Mastodon Vent discontinuation; Pleurodesis; Insomnia; SVC Syndrome; QI for everyone ~ Pallimed

Tuesday, May 8, 2007

Vent discontinuation; Pleurodesis; Insomnia; SVC Syndrome; QI for everyone

In no particular order:

Critical Care Clinics has an ethical review of discontinuation of mechanical ventilation at the end of life. It’s actually a rather free-wheeling review of the U.S. legal and ethical framework for withdrawal of life-prolonging treatments in the dying. It’s a good one for the teaching file.

The same issue has a review of noninvasive ventilation (such as BiPap) which references its use in dying patients.

For the terminally ill patient, dyspnea is one of the most distressing and common symptoms. The most widely used treatment for this has been narcotics and anxiolytic medications. These medications are effective in relieving dyspnea, but they also have adverse effects. Noninvasive ventilation presents as an alternative measure to treat dyspnea; it can be used as both treatment and symptomatically. Dyspnea at the end of life is a very common and upsetting symptom for the patient and family. Very few data are available regarding the use of noninvasive ventilation. Hill evaluated the efficacy of nocturnal noninvasive ventilation in symptom relief of patients with terminal illness. Devices were used for 1 week and routinely at night for sleep disorder breathing. These patients noted improvement in fatigue. The patients who had terminally ill cancer noticed improvement in fatigue and reported fewer headaches, less sleepiness, and improved energy.”

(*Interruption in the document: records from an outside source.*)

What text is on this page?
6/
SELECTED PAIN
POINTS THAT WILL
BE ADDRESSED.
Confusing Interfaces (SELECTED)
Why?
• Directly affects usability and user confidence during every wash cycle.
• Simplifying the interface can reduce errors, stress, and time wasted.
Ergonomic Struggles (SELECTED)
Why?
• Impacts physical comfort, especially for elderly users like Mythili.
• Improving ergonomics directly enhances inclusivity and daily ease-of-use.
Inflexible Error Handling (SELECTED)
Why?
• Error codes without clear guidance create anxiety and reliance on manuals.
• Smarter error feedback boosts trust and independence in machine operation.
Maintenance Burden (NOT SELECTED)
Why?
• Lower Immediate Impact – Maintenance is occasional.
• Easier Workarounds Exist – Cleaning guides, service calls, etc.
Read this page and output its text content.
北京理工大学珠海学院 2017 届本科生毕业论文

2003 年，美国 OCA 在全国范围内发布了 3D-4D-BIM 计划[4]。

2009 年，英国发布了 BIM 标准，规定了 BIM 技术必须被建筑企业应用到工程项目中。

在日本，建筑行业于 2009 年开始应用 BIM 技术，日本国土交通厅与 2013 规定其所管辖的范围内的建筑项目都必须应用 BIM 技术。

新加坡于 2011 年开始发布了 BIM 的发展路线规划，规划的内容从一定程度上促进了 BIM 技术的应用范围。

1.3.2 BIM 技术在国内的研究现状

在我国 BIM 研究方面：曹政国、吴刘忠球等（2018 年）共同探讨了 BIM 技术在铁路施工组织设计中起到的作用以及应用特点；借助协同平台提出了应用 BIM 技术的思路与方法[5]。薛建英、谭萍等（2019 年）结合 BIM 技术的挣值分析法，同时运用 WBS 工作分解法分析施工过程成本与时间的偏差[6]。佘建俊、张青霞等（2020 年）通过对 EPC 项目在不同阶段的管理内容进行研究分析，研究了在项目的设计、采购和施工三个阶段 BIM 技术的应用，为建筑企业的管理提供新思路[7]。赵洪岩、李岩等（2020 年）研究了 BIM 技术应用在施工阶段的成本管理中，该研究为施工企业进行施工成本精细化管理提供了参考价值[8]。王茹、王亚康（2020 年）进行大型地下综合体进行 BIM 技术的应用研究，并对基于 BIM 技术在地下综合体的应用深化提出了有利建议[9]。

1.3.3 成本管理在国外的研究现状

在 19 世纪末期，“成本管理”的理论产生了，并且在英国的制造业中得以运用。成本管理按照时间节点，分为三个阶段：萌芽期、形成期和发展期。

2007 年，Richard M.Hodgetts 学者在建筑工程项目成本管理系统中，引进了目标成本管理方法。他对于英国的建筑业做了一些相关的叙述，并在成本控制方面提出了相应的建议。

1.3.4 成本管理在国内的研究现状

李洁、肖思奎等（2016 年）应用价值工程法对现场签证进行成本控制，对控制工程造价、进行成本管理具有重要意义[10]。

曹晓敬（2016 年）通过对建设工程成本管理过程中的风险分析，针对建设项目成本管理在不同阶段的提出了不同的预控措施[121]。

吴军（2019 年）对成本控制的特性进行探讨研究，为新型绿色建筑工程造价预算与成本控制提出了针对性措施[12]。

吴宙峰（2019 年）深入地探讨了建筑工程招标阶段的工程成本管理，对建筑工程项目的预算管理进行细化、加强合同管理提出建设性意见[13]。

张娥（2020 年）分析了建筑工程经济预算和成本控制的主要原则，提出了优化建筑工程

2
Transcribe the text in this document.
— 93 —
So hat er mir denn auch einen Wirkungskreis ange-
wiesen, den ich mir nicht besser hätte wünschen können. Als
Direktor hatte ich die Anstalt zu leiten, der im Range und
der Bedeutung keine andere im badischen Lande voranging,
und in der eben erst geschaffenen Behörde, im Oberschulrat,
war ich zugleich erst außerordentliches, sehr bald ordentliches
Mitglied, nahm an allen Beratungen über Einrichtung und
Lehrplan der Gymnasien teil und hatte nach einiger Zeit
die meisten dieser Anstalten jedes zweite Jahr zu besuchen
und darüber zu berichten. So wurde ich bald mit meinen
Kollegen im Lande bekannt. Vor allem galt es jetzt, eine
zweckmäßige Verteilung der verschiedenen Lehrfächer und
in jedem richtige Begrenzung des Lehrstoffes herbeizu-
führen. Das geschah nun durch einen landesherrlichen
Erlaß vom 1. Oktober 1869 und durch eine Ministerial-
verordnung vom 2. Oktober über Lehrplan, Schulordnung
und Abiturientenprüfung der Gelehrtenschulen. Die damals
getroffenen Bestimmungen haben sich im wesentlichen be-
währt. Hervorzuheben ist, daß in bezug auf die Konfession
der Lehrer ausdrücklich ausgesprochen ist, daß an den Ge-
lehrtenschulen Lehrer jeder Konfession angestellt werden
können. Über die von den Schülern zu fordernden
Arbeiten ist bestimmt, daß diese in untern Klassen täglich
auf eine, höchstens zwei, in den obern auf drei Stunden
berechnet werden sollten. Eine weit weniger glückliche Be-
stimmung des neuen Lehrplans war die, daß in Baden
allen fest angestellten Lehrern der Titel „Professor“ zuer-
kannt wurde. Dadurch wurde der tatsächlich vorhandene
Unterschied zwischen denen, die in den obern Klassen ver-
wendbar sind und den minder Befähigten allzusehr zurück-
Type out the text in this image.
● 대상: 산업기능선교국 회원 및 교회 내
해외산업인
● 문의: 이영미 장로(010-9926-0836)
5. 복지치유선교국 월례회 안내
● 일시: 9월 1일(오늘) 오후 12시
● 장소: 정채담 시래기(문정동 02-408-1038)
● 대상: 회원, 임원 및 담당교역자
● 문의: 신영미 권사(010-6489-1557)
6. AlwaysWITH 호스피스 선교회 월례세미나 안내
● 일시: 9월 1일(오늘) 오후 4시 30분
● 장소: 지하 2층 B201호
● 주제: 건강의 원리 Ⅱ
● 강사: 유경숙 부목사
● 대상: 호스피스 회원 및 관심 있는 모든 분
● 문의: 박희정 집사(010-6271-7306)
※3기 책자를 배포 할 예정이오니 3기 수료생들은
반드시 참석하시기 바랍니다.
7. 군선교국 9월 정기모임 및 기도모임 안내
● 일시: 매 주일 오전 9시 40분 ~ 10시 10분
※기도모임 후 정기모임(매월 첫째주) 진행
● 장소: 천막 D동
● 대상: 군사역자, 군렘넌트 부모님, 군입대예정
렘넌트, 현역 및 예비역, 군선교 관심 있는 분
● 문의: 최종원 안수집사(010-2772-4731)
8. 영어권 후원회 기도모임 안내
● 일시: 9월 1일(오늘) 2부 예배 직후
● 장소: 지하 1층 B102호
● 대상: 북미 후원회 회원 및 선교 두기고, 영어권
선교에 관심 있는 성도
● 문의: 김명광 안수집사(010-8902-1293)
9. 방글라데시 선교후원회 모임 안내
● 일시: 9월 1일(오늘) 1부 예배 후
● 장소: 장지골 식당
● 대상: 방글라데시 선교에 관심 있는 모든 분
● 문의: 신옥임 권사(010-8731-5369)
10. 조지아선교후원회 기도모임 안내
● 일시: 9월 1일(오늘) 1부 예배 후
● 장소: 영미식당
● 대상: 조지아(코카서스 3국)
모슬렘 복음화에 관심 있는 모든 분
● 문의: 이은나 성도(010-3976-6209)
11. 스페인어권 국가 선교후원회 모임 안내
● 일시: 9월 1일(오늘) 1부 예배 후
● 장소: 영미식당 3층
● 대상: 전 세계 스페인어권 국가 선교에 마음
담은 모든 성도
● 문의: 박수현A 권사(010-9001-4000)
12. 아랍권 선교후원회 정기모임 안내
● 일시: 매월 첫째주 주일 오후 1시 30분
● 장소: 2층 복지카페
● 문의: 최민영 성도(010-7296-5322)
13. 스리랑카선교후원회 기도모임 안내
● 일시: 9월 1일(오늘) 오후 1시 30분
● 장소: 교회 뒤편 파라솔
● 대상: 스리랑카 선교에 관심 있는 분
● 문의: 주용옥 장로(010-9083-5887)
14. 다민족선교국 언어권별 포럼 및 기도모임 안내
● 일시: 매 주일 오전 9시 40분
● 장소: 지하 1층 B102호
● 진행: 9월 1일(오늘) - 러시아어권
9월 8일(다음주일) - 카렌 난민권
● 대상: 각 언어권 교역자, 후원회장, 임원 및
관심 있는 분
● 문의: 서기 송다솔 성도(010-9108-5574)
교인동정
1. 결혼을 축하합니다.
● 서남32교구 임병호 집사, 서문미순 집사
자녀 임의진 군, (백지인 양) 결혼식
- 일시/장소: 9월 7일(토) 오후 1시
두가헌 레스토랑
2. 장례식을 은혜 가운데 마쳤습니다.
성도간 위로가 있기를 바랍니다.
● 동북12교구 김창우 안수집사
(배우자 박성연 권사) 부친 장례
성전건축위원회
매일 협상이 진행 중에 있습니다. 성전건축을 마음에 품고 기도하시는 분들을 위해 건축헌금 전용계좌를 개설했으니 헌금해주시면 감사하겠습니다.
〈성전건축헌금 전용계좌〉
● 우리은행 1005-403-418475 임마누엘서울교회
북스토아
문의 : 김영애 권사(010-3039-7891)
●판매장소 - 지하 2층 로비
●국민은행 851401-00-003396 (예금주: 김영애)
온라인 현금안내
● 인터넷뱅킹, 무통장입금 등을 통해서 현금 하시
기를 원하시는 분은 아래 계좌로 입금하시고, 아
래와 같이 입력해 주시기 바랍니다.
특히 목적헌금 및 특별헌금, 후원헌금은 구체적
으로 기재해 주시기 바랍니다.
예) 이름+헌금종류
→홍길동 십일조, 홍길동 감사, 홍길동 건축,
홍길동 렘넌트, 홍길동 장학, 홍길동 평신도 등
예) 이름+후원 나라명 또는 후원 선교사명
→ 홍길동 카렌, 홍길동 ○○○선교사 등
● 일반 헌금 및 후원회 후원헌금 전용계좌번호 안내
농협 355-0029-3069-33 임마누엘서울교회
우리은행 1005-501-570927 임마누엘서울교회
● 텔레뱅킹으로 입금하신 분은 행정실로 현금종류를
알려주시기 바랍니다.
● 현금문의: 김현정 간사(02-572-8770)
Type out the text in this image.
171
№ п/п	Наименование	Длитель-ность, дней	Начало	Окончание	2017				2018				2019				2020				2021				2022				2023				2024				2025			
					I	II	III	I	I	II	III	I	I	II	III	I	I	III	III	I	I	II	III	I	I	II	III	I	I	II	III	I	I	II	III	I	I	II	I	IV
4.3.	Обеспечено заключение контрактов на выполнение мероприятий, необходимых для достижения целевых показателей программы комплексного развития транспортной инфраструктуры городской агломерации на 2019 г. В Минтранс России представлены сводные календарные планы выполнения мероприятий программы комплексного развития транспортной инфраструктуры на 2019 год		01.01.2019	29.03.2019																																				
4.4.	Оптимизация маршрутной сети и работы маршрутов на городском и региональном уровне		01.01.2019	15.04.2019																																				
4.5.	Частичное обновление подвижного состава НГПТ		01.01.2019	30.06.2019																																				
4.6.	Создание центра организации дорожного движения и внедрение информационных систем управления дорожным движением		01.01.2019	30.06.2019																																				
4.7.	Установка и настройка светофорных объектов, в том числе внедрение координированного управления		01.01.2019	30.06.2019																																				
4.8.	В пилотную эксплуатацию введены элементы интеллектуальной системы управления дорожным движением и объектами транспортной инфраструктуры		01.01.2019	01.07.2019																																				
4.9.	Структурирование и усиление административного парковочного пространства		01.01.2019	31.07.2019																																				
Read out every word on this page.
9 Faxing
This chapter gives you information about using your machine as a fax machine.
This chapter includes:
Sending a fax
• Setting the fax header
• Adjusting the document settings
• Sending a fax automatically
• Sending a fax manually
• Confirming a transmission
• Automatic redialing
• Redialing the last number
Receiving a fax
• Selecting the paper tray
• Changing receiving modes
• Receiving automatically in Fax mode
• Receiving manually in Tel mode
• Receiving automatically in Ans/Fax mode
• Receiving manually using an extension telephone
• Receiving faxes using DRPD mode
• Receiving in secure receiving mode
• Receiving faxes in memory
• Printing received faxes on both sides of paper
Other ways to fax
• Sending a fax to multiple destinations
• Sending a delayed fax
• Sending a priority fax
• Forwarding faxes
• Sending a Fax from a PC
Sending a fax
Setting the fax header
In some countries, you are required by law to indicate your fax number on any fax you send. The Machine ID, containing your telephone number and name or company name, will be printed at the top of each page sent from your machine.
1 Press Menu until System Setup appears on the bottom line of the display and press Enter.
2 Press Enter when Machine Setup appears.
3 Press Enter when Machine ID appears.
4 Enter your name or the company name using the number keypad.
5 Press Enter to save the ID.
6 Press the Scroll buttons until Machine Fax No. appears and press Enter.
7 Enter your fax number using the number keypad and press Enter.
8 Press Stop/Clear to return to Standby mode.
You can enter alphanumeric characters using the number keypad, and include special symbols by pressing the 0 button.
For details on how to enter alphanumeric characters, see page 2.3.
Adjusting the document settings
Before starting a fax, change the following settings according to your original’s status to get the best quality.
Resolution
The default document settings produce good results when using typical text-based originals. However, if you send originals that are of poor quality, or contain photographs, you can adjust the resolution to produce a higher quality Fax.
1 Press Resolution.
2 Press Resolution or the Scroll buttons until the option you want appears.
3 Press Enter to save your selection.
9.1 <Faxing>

I am glad the author mentions the lack of data. In my experience unless the patient has actually both accommodated to noninvasive ventilation and identifies it as something that makes them feel better it is not helpful at all.

The current Lancet presents an observational study of the safety of talc pleurodesis for malignant pleural effusions. There have been concerns with talc pleurodesis causing acute respiratory failure and ARDS which this study tries to answer. It was a multicenter, European study of over 500 people who received thoroscopic talc poudrage. Basically the pleurodesis was very safe: no episodes of ARDS and very few serious immediate complications. The authors conclude it is safe.

Poudrage, from some free online dictionary:

The surgical application of powder, such as the dusting of opposing pleural surfaces with a slightly irritating powder in order to secure adhesion.

Community Oncology has a review on the evaluation and management of insomnia in cancer patients (CO articles are always free). The article makes its management sound so easy, which it never is for me. The same issue has a supplement with an update on current guidelines for chemotherapy related nausea and vomiting. The supplement doesn’t seem to be available online however…?

The current NEJM has a review on the superior vena cava syndrome, one of the least welcome consequences of thoracic cancers. It’s pretty straightforward and has some of the most colorful appearing PET images I’ve seen for a while.

The same issue also has letters (free full-text) about the recent article on religion and controversial practices (the original article mentioned terminal sedation but mostly it, and these letters, are about reproductive issues such as contraception and abortion).

Annals of Internal Medicine has an important discussion of the ethics of quality improvement methods. QI work is important across health care and particularly in palliative care as our field (at least in the US) has traditionally been driven by QI efforts (improving cancer pain assessment and management, etc.). One of the more interesting assertions in it, at least to me, was that unlike for research in which patients have no responsibility to participate in (i.e. it should be completely voluntary), the authors argue that patients are obliged to participate in QI projects. “Because QI activities are, and should be, part of normal health care operations patients also have a responsibility to participate in quality improvement, which often requires direct cooperation (for example, permitting collection and use of data about the medical conditions…).” This applies only to QI work has minimal incremental risk to patients of course (e.g. involves data collection). Along these lines they argue that QI, unlike research, “generally aligns with patients’ interests, presents lower risks than continuing with usual care (and certainly less risk than making the same changes without collecting data to monitor its impact).” The article goes on to discuss differentiating between QI work and research, and gives recommendations about ensuring QI work is ethical.